Second is the issue of balance. In and of themselves, sunflower seeds cannot provide a person with the correct balance of nutrients. A person might need a very different ratio of calcium-to-magnesium than the ratio that sunflower seeds provide. The same might be true for a ratio of zinc-to-copper, or a ratio of protein-to-carbohydrate. As nutrient-rich as sunflower seeds are in certain nutrient areas, they are unlikely to help a diet become balanced if they take up 40% of the total calories in that diet.

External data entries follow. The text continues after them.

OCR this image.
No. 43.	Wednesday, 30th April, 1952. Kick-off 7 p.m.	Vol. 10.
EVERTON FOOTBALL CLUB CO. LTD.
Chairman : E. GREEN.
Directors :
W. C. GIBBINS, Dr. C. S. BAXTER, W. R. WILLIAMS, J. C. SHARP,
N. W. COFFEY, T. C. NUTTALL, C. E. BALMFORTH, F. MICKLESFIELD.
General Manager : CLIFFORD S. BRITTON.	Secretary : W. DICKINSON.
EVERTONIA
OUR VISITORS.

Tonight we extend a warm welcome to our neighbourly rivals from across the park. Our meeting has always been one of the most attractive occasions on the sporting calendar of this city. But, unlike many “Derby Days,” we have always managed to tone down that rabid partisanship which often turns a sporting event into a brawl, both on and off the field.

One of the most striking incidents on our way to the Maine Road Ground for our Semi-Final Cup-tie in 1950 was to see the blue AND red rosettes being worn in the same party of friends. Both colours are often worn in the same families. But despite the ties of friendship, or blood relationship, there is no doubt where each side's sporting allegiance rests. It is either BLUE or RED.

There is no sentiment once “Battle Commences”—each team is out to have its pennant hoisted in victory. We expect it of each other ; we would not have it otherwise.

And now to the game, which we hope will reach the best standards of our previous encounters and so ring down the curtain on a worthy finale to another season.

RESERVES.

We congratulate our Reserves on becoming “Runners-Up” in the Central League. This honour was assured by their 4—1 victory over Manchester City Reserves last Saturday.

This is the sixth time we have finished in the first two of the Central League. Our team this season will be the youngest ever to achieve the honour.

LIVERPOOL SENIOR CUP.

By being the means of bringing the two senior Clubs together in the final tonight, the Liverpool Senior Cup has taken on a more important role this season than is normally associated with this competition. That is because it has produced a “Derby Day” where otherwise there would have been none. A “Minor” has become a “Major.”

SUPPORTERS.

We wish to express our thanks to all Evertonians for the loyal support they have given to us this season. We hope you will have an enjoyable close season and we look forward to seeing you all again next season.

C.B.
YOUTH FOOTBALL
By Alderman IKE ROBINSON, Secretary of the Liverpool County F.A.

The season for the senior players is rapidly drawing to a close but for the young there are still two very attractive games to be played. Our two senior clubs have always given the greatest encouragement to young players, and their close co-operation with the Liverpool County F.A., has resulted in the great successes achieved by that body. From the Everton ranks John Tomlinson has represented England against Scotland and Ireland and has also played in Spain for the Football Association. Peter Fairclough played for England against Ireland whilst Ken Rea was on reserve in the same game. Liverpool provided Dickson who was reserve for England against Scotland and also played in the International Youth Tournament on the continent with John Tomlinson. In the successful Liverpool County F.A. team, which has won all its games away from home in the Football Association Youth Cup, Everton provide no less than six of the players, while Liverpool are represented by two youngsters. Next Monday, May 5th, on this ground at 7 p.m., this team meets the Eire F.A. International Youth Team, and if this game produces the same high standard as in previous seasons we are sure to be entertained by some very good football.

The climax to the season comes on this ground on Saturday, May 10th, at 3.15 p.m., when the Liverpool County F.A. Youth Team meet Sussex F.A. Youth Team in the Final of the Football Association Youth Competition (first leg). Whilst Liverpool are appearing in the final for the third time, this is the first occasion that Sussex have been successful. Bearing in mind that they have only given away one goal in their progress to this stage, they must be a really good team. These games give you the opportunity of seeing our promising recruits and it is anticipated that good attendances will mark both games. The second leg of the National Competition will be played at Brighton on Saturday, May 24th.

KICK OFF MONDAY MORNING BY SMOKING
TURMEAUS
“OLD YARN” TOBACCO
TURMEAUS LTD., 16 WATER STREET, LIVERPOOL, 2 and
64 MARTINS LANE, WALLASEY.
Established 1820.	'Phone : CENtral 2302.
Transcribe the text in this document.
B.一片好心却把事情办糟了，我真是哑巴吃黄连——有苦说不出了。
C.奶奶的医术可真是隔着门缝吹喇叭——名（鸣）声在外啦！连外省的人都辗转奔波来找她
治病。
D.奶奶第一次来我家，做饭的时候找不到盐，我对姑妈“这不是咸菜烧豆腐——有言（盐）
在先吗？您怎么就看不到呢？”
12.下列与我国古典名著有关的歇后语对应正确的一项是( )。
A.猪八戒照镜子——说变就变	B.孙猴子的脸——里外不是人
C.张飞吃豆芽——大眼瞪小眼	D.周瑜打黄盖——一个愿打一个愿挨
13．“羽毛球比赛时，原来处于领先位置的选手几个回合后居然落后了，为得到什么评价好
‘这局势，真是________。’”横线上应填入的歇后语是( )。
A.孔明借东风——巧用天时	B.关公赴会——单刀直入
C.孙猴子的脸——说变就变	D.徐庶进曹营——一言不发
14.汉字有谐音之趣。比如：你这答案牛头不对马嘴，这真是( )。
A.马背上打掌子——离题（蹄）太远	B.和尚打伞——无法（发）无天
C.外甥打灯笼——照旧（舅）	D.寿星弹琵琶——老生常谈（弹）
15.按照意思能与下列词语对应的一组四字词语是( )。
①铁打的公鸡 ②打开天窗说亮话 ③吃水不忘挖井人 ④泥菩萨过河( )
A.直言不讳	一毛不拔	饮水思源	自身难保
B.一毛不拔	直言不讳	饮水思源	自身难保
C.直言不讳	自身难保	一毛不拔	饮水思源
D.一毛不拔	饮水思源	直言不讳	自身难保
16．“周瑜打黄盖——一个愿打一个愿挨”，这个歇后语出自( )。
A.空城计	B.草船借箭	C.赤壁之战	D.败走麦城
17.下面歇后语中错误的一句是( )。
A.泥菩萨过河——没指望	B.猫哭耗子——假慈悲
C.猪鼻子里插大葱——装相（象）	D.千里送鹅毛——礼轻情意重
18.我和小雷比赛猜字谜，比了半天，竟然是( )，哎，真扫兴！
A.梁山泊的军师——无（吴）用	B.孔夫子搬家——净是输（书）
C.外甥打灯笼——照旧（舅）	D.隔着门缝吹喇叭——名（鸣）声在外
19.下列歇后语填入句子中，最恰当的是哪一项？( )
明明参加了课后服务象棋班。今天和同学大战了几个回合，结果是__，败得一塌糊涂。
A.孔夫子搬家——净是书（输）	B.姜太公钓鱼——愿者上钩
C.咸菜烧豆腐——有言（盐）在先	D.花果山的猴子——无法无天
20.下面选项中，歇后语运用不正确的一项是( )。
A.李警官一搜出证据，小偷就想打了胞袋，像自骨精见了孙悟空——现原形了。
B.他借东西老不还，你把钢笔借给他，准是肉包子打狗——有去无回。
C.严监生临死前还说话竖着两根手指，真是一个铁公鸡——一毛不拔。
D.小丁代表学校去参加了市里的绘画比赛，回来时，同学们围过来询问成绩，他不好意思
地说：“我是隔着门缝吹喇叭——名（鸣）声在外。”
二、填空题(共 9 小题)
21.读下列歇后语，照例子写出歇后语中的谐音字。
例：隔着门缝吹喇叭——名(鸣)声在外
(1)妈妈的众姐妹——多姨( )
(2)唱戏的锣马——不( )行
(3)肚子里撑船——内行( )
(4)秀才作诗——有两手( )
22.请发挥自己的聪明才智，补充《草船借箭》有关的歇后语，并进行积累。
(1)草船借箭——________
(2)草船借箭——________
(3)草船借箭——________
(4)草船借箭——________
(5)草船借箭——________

Finally, there is the question of purpose. What would be the purpose of consuming as many sunflower seeds as a person wanted, especially if that amount was unhealthy? Excessive consumption of any food-even a very healthy food like sunflower seeds-can sometimes involve an approach that works against our best interests. For example, there are times when we might crave and overconsume a food when we actually have an allergy to that food. (While sunflower seeds are not a commonly allergenic food, this pattern could still be possible.) At times, we may also overconsume a food that is especially convenient and "easy to grab," just as a way of making do when we haven't done any food planning for the day.
All of these issues point to the same conclusion: eating too much of a single food-even a healthy food like sunflower seeds-carries along with it some added risks in terms of nourishment and well-being. We're much better off keeping our favorite food consumption in a moderate range and increasing the frequency with which we eat those favorite foods.